D’autre part, l’Etat Partie doit d’aller au bout des procédures et sanctionner les coupables de torture et traitements dégradants. Cela veut dire une plainte effective, une enquête en règle, un procès et sanction ensuite. Cette précision est importante puisque beaucoup de défenseurs de droits de l’homme dénoncent une certaine léthargie dans l’application de la loi.
Réparation
Enfin, la réparation est la troisième et dernière obligation que tout Etat Partie doit remplir. Selon l’article 14 de la convention, l’Etat Partie garantit, dans son système juridique, à la victime d’un acte de torture, le droit d’obtenir réparation et d’être indemnisée équitablement et de manière adéquate, y compris les moyens nécessaires à sa réadaptation la plus complète possible. De plus, en cas de mort de la victime résultant d’un acte de torture, les ayants cause de celle-ci ont doit à indemnisation.
Quelques principes
En outre, Touré et son groupe sont revenus sur les principes fondamentaux lors qu’on documente une allégation de torture. Pour eux, c’est d’abord le caractère confidentiel qui est important. « On ne va pas aborder une victime au marché pour recueillir son témoignage » caricature t-il. Toujours au chapitre des principes fondamentaux, le formateur insiste sur le consentement éclairé de la victime. Elle doit en effet savoir ce qu’implique son témoignage et l’utilisation qui en sera faite, entre autres.
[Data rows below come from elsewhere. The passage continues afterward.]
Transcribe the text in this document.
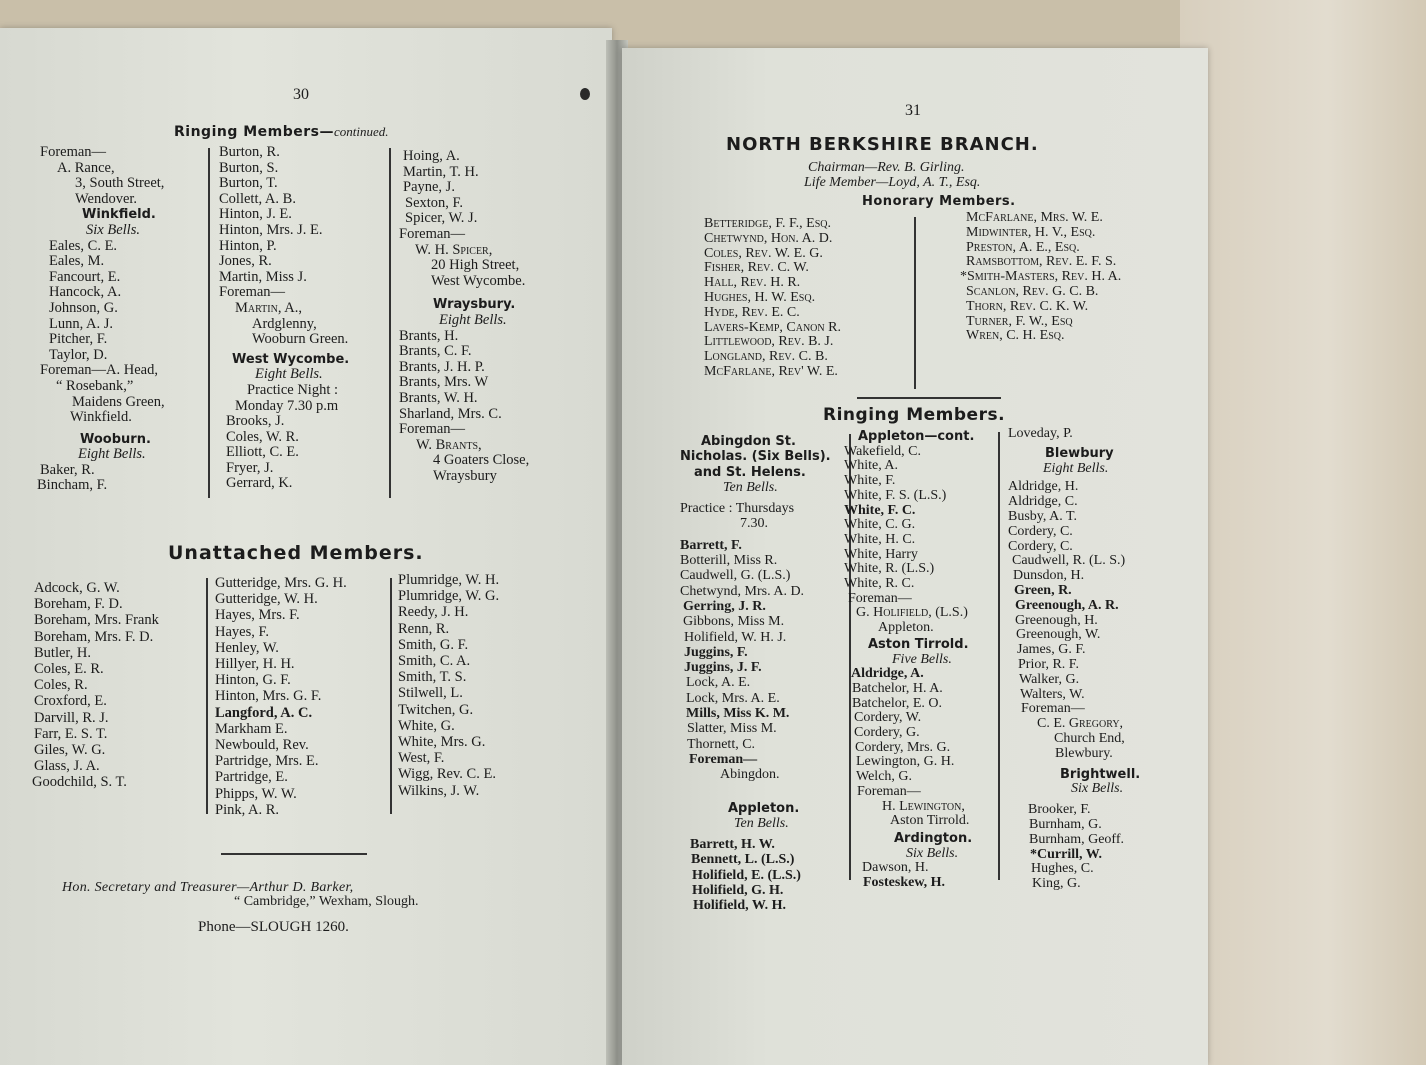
30
Ringing Members—continued.
Foreman—
A. Rance,
3, South Street,
Wendover.
Winkfield.
Six Bells.
Eales, C. E.
Eales, M.
Fancourt, E.
Hancock, A.
Johnson, G.
Lunn, A. J.
Pitcher, F.
Taylor, D.
Foreman—A. Head,
“ Rosebank,”
Maidens Green,
Winkfield.
Wooburn.
Eight Bells.
Baker, R.
Bincham, F.
Burton, R.
Burton, S.
Burton, T.
Collett, A. B.
Hinton, J. E.
Hinton, Mrs. J. E.
Hinton, P.
Jones, R.
Martin, Miss J.
Foreman—
Martin, A.,
Ardglenny,
Wooburn Green.
West Wycombe.
Eight Bells.
Practice Night :
Monday 7.30 p.m
Brooks, J.
Coles, W. R.
Elliott, C. E.
Fryer, J.
Gerrard, K.
Hoing, A.
Martin, T. H.
Payne, J.
Sexton, F.
Spicer, W. J.
Foreman—
W. H. Spicer,
20 High Street,
West Wycombe.
Wraysbury.
Eight Bells.
Brants, H.
Brants, C. F.
Brants, J. H. P.
Brants, Mrs. W
Brants, W. H.
Sharland, Mrs. C.
Foreman—
W. Brants,
4 Goaters Close,
Wraysbury
Unattached Members.
Adcock, G. W.
Boreham, F. D.
Boreham, Mrs. Frank
Boreham, Mrs. F. D.
Butler, H.
Coles, E. R.
Coles, R.
Croxford, E.
Darvill, R. J.
Farr, E. S. T.
Giles, W. G.
Glass, J. A.
Goodchild, S. T.
Gutteridge, Mrs. G. H.
Gutteridge, W. H.
Hayes, Mrs. F.
Hayes, F.
Henley, W.
Hillyer, H. H.
Hinton, G. F.
Hinton, Mrs. G. F.
Langford, A. C.
Markham E.
Newbould, Rev.
Partridge, Mrs. E.
Partridge, E.
Phipps, W. W.
Pink, A. R.
Plumridge, W. H.
Plumridge, W. G.
Reedy, J. H.
Renn, R.
Smith, G. F.
Smith, C. A.
Smith, T. S.
Stilwell, L.
Twitchen, G.
White, G.
White, Mrs. G.
West, F.
Wigg, Rev. C. E.
Wilkins, J. W.
Hon. Secretary and Treasurer—Arthur D. Barker,
“ Cambridge,” Wexham, Slough.
Phone—SLOUGH 1260.
31
NORTH BERKSHIRE BRANCH.
Chairman—Rev. B. Girling.
Life Member—Loyd, A. T., Esq.
Honorary Members.
Betteridge, F. F., Esq.
Chetwynd, Hon. A. D.
Coles, Rev. W. E. G.
Fisher, Rev. C. W.
Hall, Rev. H. R.
Hughes, H. W. Esq.
Hyde, Rev. E. C.
Lavers-Kemp, Canon R.
Littlewood, Rev. B. J.
Longland, Rev. C. B.
McFarlane, Rev' W. E.
McFarlane, Mrs. W. E.
Midwinter, H. V., Esq.
Preston, A. E., Esq.
Ramsbottom, Rev. E. F. S.
*Smith-Masters, Rev. H. A.
Scanlon, Rev. G. C. B.
Thorn, Rev. C. K. W.
Turner, F. W., Esq
Wren, C. H. Esq.
Ringing Members.
Abingdon St.
Nicholas. (Six Bells).
and St. Helens.
Ten Bells.
Practice : Thursdays
7.30.
Barrett, F.
Botterill, Miss R.
Caudwell, G. (L.S.)
Chetwynd, Mrs. A. D.
Gerring, J. R.
Gibbons, Miss M.
Holifield, W. H. J.
Juggins, F.
Juggins, J. F.
Lock, A. E.
Lock, Mrs. A. E.
Mills, Miss K. M.
Slatter, Miss M.
Thornett, C.
Foreman—
Abingdon.
Appleton.
Ten Bells.
Barrett, H. W.
Bennett, L. (L.S.)
Holifield, E. (L.S.)
Holifield, G. H.
Holifield, W. H.
Appleton—cont.
Wakefield, C.
White, A.
White, F.
White, F. S. (L.S.)
White, F. C.
White, C. G.
White, H. C.
White, Harry
White, R. (L.S.)
White, R. C.
Foreman—
G. Holifield, (L.S.)
Appleton.
Aston Tirrold.
Five Bells.
Aldridge, A.
Batchelor, H. A.
Batchelor, E. O.
Cordery, W.
Cordery, G.
Cordery, Mrs. G.
Lewington, G. H.
Welch, G.
Foreman—
H. Lewington,
Aston Tirrold.
Ardington.
Six Bells.
Dawson, H.
Fosteskew, H.
Loveday, P.
Blewbury
Eight Bells.
Aldridge, H.
Aldridge, C.
Busby, A. T.
Cordery, C.
Cordery, C.
Caudwell, R. (L. S.)
Dunsdon, H.
Green, R.
Greenough, A. R.
Greenough, H.
Greenough, W.
James, G. F.
Prior, R. F.
Walker, G.
Walters, W.
Foreman—
C. E. Gregory,
Church End,
Blewbury.
Brightwell.
Six Bells.
Brooker, F.
Burnham, G.
Burnham, Geoff.
*Currill, W.
Hughes, C.
King, G.
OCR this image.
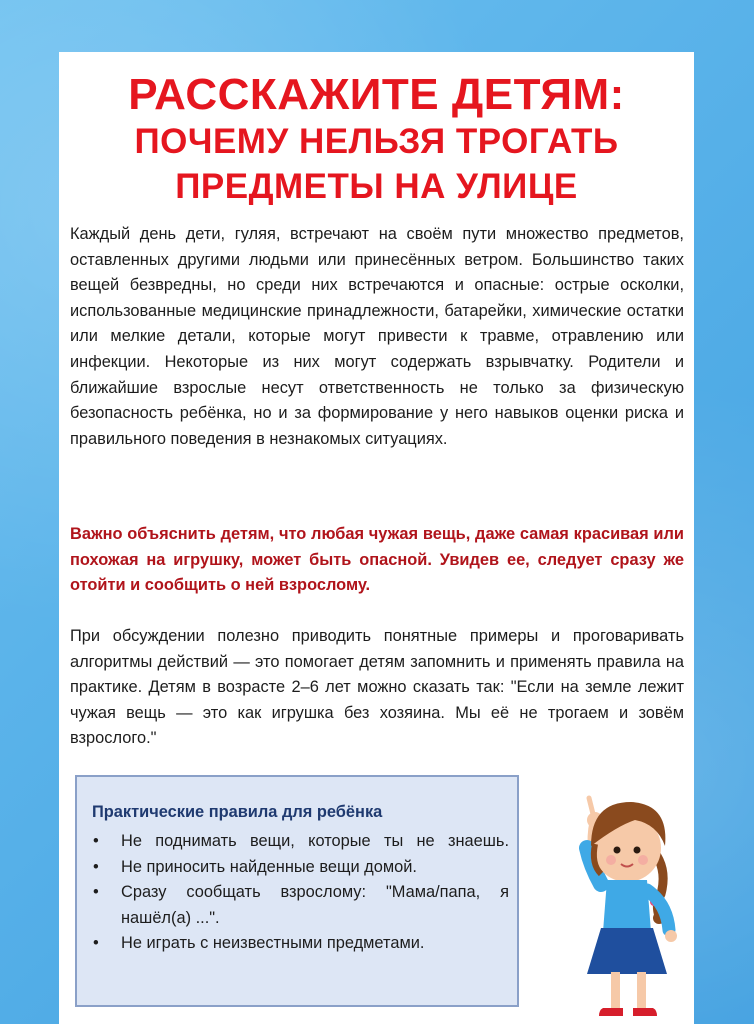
РАССКАЖИТЕ ДЕТЯМ:
ПОЧЕМУ НЕЛЬЗЯ ТРОГАТЬ
ПРЕДМЕТЫ НА УЛИЦЕ

Каждый день дети, гуляя, встречают на своём пути множество предметов, оставленных другими людьми или принесённых ветром. Большинство таких вещей безвредны, но среди них встречаются и опасные: острые осколки, использованные медицинские принадлежности, батарейки, химические остатки или мелкие детали, которые могут привести к травме, отравлению или инфекции. Некоторые из них могут содержать взрывчатку. Родители и ближайшие взрослые несут ответственность не только за физическую безопасность ребёнка, но и за формирование у него навыков оценки риска и правильного поведения в незнакомых ситуациях.

Важно объяснить детям, что любая чужая вещь, даже самая красивая или похожая на игрушку, может быть опасной. Увидев ее, следует сразу же отойти и сообщить о ней взрослому.

При обсуждении полезно приводить понятные примеры и проговаривать алгоритмы действий — это помогает детям запомнить и применять правила на практике. Детям в возрасте 2–6 лет можно сказать так: "Если на земле лежит чужая вещь — это как игрушка без хозяина. Мы её не трогаем и зовём взрослого."

Практические правила для ребёнка
• Не поднимать вещи, которые ты не знаешь.
• Не приносить найденные вещи домой.
• Сразу сообщать взрослому: "Мама/папа, я нашёл(а) ...".
• Не играть с неизвестными предметами.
Cette rencontre a été également un moment d’échanges. Avocats, organisateurs et participants ont profité de cette tribune pour partager des anecdotes, un sentiment sur cette question. Tous convergent vers le même sens : la Mauritanie a une batterie de textes mais l’applicabilité reste un problème à surmonter.
La Mauritanie faut-il le rappeler, a ratifié la convention en 2004. De ce fait, le pays a adopté une loi contre la torture (2015-033) et mis en place un mécanisme de lutte contre la torture en septembre 2015. A cela s’ajoute d’autres conventions et traités auxquels la Mauritanie a souscrit. Cependant, les défenseurs des droits de l’homme rapportent souvent des cas de tortures, et accusent les autorités de violer la convention internationale.
En 2012, l’ONG Alkarama soulignait dans un rapport alternatif que l’extradition de Senoussi ex chef des renseignements libyens sous Kadafi, « en dépit du fait qu’il existait de toute évidence des motifs raisonnables de craindre qu’il ne soit soumis à des tortures et/ou à des traitements cruels inhumains et dégradants s’il venait à être renvoyé de force en Libye, constitue une violation de l’article 3 ».